Photo by distopiandreamgirl. Atomic cookies!


  1. We rode our sidecar rig into Los Alamos a couple of weeks ago....coming in from State Highway 4. A very steep grade coming in. We were immediately lost and ended up going in circles in a residential area after passing through the "Lab' area. A confusing town to get around in. We finally ended up going down towards Espanola and weren't sure if we even saw the main part of town.(?) Very beautiful area. We ended up spending the night at "Ojo Caliente" and somewhat up-beat spa out on highway 285. The camping area was pretty crude and the insects were absolutely overwhelming. Giant ants, misquitoes, and bees by the hundreds.....kinda took the fun out of camping.
    Nice Spa though. Doug Smith

  2. When we went through town, we got creeped out by the full body cavity search done on our rig by the Los Alamos security guards. Did they do that to you too?

    Had no idea there was a FREE city park there though. If we're ever around there again, we'll stop there so we can take the lab tour. Thanks for the info, as always.

  3. @Doug: I read your report over at the BMW Adventurer site -- looks like you had a great trip. Sorry we missed you, timing-wise.

    @Rene: Don't know when you were last here, but you no longer have to go through a checkpoint to access the town.

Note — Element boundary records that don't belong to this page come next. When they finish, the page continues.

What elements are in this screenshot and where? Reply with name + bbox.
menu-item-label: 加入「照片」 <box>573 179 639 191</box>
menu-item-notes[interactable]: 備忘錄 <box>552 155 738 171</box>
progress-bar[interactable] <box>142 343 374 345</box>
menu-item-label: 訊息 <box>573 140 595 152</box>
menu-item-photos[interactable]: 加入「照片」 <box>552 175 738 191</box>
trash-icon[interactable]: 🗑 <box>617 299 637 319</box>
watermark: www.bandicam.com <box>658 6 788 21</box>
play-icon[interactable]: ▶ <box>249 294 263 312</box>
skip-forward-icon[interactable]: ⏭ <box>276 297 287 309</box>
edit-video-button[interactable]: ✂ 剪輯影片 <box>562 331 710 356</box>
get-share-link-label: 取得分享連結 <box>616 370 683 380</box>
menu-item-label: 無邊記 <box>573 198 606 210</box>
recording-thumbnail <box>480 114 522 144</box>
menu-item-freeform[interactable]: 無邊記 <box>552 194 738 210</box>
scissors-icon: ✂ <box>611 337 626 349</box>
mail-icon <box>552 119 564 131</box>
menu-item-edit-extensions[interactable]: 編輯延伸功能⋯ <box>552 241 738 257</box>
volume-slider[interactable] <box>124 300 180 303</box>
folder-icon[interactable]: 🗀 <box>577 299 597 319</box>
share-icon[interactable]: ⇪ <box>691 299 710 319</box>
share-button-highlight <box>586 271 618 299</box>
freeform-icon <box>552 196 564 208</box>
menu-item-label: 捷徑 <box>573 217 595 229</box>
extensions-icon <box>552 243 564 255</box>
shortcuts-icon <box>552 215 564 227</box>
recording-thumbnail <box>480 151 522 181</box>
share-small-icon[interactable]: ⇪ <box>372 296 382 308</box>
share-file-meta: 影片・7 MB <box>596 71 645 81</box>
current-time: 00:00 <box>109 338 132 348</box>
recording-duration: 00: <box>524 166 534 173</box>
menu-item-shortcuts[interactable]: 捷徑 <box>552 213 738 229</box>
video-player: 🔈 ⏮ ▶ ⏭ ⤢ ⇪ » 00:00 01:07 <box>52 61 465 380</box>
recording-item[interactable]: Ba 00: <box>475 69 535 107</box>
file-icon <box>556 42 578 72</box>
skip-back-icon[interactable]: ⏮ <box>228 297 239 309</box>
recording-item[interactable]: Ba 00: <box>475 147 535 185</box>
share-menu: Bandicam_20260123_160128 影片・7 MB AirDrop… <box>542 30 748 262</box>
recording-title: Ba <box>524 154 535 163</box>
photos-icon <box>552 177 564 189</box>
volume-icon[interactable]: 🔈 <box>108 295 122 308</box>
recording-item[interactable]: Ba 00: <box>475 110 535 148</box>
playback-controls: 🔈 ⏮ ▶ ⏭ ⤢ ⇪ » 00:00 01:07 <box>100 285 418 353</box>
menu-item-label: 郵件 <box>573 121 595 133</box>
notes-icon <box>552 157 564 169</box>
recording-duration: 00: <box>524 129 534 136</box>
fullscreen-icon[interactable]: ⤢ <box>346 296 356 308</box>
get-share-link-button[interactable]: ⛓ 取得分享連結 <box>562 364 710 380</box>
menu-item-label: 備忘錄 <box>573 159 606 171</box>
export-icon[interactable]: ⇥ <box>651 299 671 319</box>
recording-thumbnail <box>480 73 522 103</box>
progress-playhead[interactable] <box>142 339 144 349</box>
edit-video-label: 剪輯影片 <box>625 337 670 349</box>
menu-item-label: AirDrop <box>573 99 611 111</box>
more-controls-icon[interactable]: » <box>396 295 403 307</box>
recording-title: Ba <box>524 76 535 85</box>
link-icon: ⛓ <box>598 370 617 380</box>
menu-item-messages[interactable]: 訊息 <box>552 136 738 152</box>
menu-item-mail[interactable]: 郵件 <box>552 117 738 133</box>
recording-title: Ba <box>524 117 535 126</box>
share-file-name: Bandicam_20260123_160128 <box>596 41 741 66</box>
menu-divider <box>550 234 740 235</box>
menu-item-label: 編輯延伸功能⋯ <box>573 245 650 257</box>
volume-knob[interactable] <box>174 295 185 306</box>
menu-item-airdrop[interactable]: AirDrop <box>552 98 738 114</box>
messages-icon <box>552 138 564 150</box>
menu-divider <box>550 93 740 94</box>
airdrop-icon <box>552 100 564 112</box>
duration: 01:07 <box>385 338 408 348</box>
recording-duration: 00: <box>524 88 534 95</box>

If you come up 502, as we did (not recommended, frankly), you will not be on LANL land at all -- the old road and the downtown was all ceded back to the county.

    If you come in via the truck route, which is south about a mile on 4, then up Jemez road, you will be on LANL land and technically, they can stop you, however if you continue straight rather than turning south on 501, where the new checkpoint sits, the road curves right and takes you over the canyon on the bridge (also technically part of the labs) and into town, again without passing any checkpoints.

    If you come in from the west, instead of turning north on 501, which will take you though a checkpoint, continue east on 4 past Bandelier, then turn left on Jemez (the truck route) to avoid the checkpoints.

    The free park is east of town, just east of the airport on 502. It has a nice view of the canyon and North Mesa, and is right next to De Colores restaurant. My understanding is that you are supposed to "check in" at the aquatic center, which is completely at the other end of town, but it may be possible to just call them.

    FWIW, BTW, we are used to the full-cavity search routine -- after all, random people in campgrounds want a tour, so we are not surprised when law enforcement at checkpoints insists on seeing inside. We almost never get waved through and are always singled out for inspection. If the search thing bugs you, let me suggest that you not cross Hoover Dam (they inspect ALL RVs) on US93, nor visit Mexico, where the ejército will inspect you past the border zone, and US Customs will upon your return. We once had to take all our pets out so ICE could bring their sniffer dog inside.

    I'm sure you've already encountered the Border Patrol checkpoints along I-10 and US-90 where inspections of extremely questionable constitutionality are conducted; we've never been stopped (and we often joke, just with each other long out of their earshot, about how many undocumented immigrants could fit in the scooter bay), but then neither of us has an Hispanic surname -- not that they have ever even asked. Must be my Jedi mind trick... "these are not the 'droids you're looking for; move along."

  4. Update: Sorry, my bad. Just found out that the park on the east end of town is not free, it is, at this writing, $10 for dry camping. Payable, I assume, at the aforementioned aquatic center.

    We are paying $10 here at the Elks lodge, too, but that includes 30-amp electric and water.

    I will update this is the post body as well.